Soit, mijn zaken niet. Ik speurde het salontafeltje af op zoek naar nog een restje coke van de nacht of de ochtend daarvoor maar moest me tevreden stellen met een sigaret. Ik rookte ze op in mijn blootje, zittend op het bed. Voor mijn plezier pookte ik met mijn wijsvinger in de bovenarm van de acteur, maar hij bewoog niet. Het zou nog wel een paar uur duren voor die zijn roes had uitgeslapen. Ik duwde mijn sigaret uit op de grond en zocht mijn kleren bij elkaar. In mijn handtas vond ik mijn deodorant en een haarelastiekje. Als om het lot te tarten luisterde ik nog even naar de opname die ik de nacht ervoor met mijn telefoon had gemaakt. De stem van de acteur was duidelijk herkenbaar en hij leek behoorlijk nuchter.
De avond ervoor hadden we elkaar ontmoet op een receptie in het cultureel centrum van een uit de kluiten gewassen gemeente ergens diep in de provincie. Een aantal amateurgezelschappen was er voor een jury verschenen om een plaatsje in de selectie voor het Landjuweel af te dwingen en de acteur was zo vriendelijk geweest het voorzitterschap te aanvaarden. Ik had mijn functie als redactrice bij een roddelblad gebruikt om me toegang te verschaffen tot het kringetje van de intimi na afloop. Veel stelde het niet voor: een verrassingsbrood met flets beleg, wijn van inferieure kwaliteit en pintjes uit het flesje.

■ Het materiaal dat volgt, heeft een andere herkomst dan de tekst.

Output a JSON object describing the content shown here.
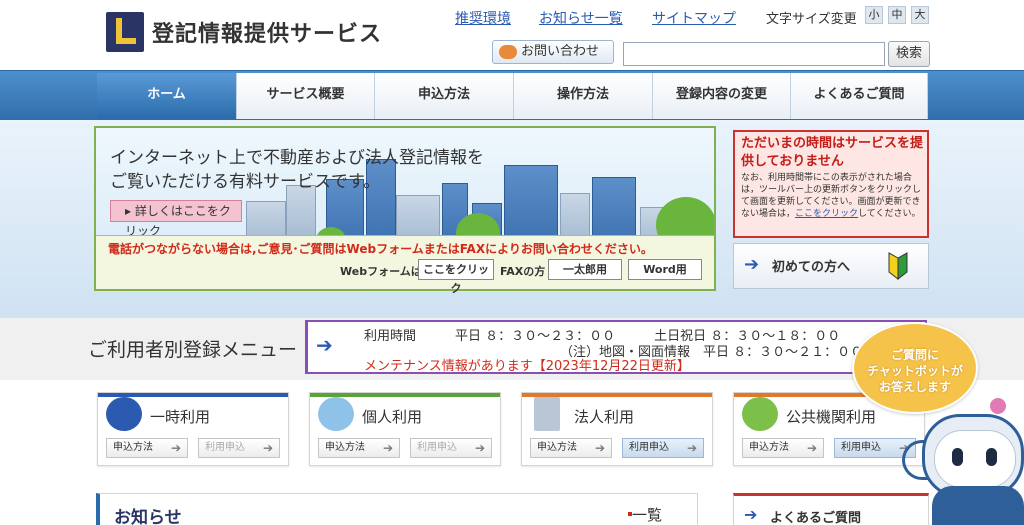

Mijn voorbereiding op de avond had bestaan uit een bezoek aan de kapper en de aanschaf van een flatterend jurkje in een modieuze boetiek. Eronder zwarte pumps met naaldhakken, zodat ik langer en slanker leek dan ik werkelijk was en die me tot langzaam, plechtig schrijden noopten. Het was de bedoeling dat mijn subtiele mondaine voorkomen zou contrasteren met de gedateerde outfits van de amateuractrices die tijdens de receptie ongetwijfeld en masse de aandacht zouden proberen trekken van de acteur. Ik was ouder, en alhoewel moeder natuur genadig was het geweest als het op mijn huid aankwam kon ik niet meer de jeugdige frisheid en bijhorende naïviteit van twintigers etaleren. Ik moest inzetten op mysterie, verfijning, dat ongrijpbare je-ne-sais-quoi uitstralen om die kwetterende, gewillige amateursletjes in skinny jeans en op ballerina’s de loef af te steken.

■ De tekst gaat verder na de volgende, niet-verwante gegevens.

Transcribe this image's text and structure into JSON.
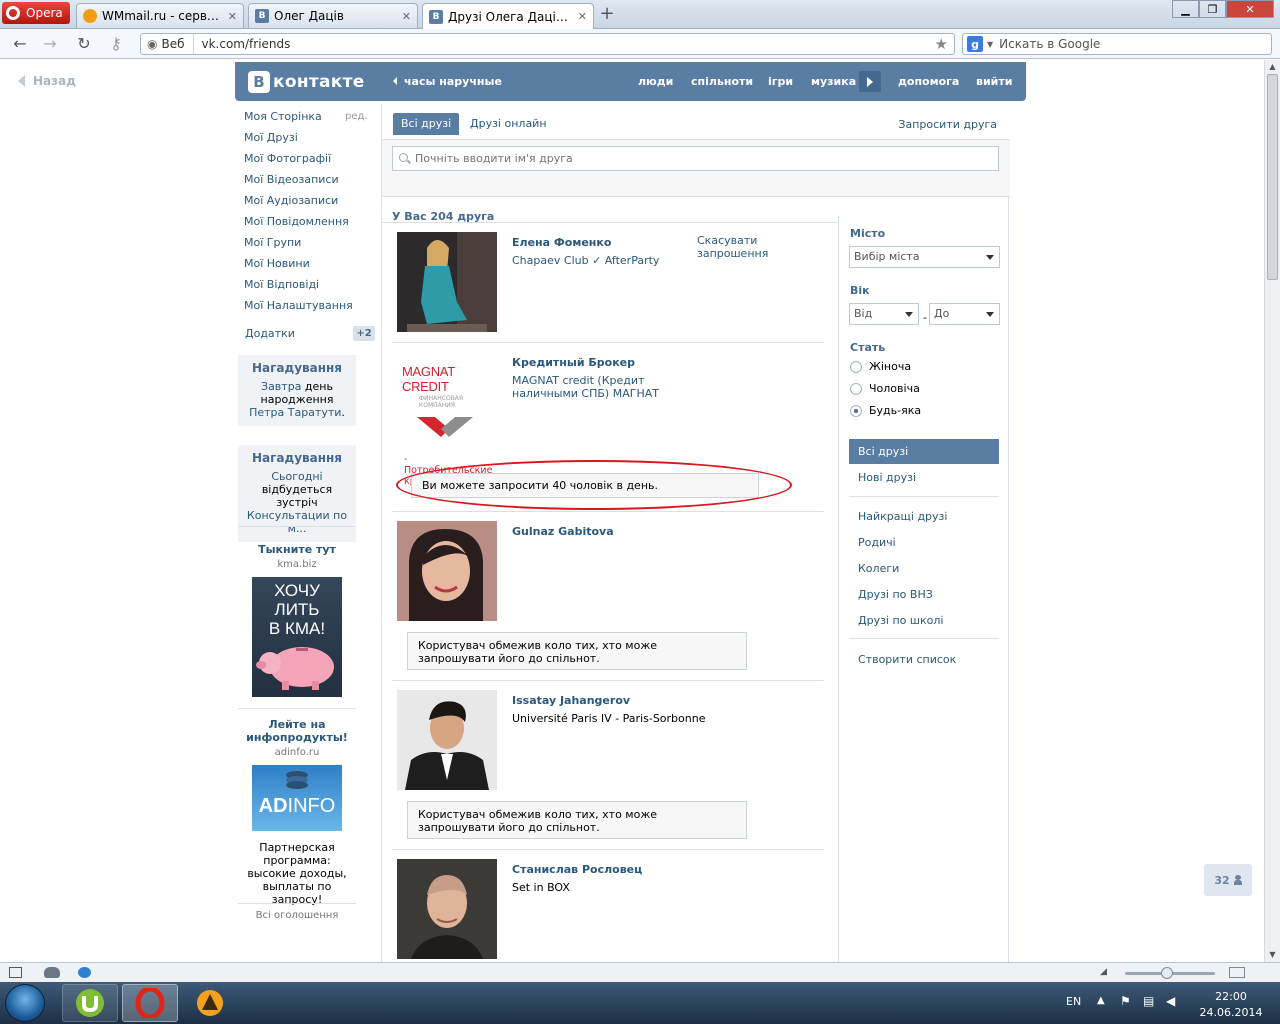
{
  "browser": {
    "menu_label": "Opera",
    "tabs": [
      {
        "label": "WMmail.ru - сервис п...",
        "favicon": "wmmail-icon"
      },
      {
        "label": "Олег Дацiв",
        "favicon": "vk-icon"
      },
      {
        "label": "Друзi Олега Дацiва | 2...",
        "favicon": "vk-icon"
      }
    ],
    "address_prefix": "Веб",
    "url": "vk.com/friends",
    "search_placeholder": "Искать в Google"
  },
  "page": {
    "back_label": "Назад",
    "header": {
      "logo_letter": "В",
      "logo_text": "контакте",
      "status": "часы наручные",
      "nav": [
        "люди",
        "спільноти",
        "ігри",
        "музика",
        "допомога",
        "вийти"
      ]
    },
    "left_menu": {
      "items": [
        "Моя Сторінка",
        "Мої Друзі",
        "Мої Фотографії",
        "Мої Відеозаписи",
        "Мої Аудіозаписи",
        "Мої Повідомлення",
        "Мої Групи",
        "Мої Новини",
        "Мої Відповіді",
        "Мої Налаштування"
      ],
      "edit_label": "ред.",
      "addons_label": "Додатки",
      "addons_count": "+2"
    },
    "reminders": [
      {
        "title": "Нагадування",
        "link1": "Завтра",
        "text1": " день народження ",
        "link2": "Петра Таратути",
        "text2": "."
      },
      {
        "title": "Нагадування",
        "link1": "Сьогодні",
        "text1": " відбудеться зустріч ",
        "link2": "Консультации по м...",
        "text2": ""
      }
    ],
    "ads": [
      {
        "title": "Тыкните тут",
        "domain": "kma.biz",
        "image_text": [
          "ХОЧУ",
          "ЛИТЬ",
          "В КМА!"
        ],
        "description": ""
      },
      {
        "title": "Лейте на инфопродукты!",
        "domain": "adinfo.ru",
        "image_text": [
          "AD",
          "INFO"
        ],
        "description": "Партнерская программа: высокие доходы, выплаты по запросу!"
      }
    ],
    "all_ads_label": "Всі оголошення",
    "content": {
      "tabs": [
        "Всі друзі",
        "Друзі онлайн"
      ],
      "invite_label": "Запросити друга",
      "search_placeholder": "Почніть вводити ім'я друга",
      "count_label": "У Вас 204 друга",
      "friends": [
        {
          "name": "Елена Фоменко",
          "info": "Chapaev Club ✓ AfterParty",
          "action": "Скасувати запрошення"
        },
        {
          "name": "Кредитный Брокер",
          "info": "MAGNAT credit (Кредит наличными СПБ) МАГНАТ",
          "logo_title": "MAGNAT CREDIT",
          "logo_sub": "ФИНАНСОВАЯ КОМПАНИЯ",
          "logo_caption": "- Потребительские кредиты",
          "notice": "Ви можете запросити 40 чоловік в день."
        },
        {
          "name": "Gulnaz Gabitova",
          "info": "",
          "notice": "Користувач обмежив коло тих, хто може запрошувати його до спільнот."
        },
        {
          "name": "Issatay Jahangerov",
          "info": "Université Paris IV - Paris-Sorbonne",
          "notice": "Користувач обмежив коло тих, хто може запрошувати його до спільнот."
        },
        {
          "name": "Станислав Рословец",
          "info": "Set in BOX"
        }
      ]
    },
    "filters": {
      "city_label": "Місто",
      "city_select": "Вибір міста",
      "age_label": "Вік",
      "age_from": "Від",
      "age_to": "До",
      "age_dash": "-",
      "sex_label": "Стать",
      "sex_options": [
        "Жіноча",
        "Чоловіча",
        "Будь-яка"
      ],
      "sex_selected": 2,
      "lists_primary": [
        "Всі друзі",
        "Нові друзі"
      ],
      "lists_secondary": [
        "Найкращі друзі",
        "Родичі",
        "Колеги",
        "Друзі по ВНЗ",
        "Друзі по школі"
      ],
      "create_list": "Створити список"
    },
    "corner_badge": "32"
  },
  "taskbar": {
    "lang": "EN",
    "time": "22:00",
    "date": "24.06.2014"
  },
  "colors": {
    "vk_blue": "#597da3",
    "vk_link": "#2b587a",
    "annotation_red": "#d8161b"
  }
}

Ik had ook Jacques opgetrommeld om me gezelschap te houden. Ik had een vriendin kunnen vragen, maar dan had het risico bestaan dat de acteur meer interesse in haar zou vertonen. Neen, dan liever de onvermijdelijke homo. Ongevaarlijk en niet bedreigend, en het onderstreepte nog eens mijn allure van vrouw van de wereld. Hij had niet gewild eerst, toen ik het hem vroeg. ‘Allez, meiske’, had hij gezegd. ‘Amateurgezelschappen. En dan nog in zo’n boerengat. Ge zijt niet goed bij uw hoofd zeker, dat ik daar mijn zaterdagavond ga doorbrengen?’. Met het nodige gevoel voor drama had ik aan de telefoon gefluisterd: ‘Maar hij zal er zijn!’. Toen ik de naam van de acteur had laten vallen bleef het even stil. Daarna zachtjes: ‘Maar meiske toch. Dat gij nu nog altijd …. Enfin, het is al goed, ik zal wel mee gaan.’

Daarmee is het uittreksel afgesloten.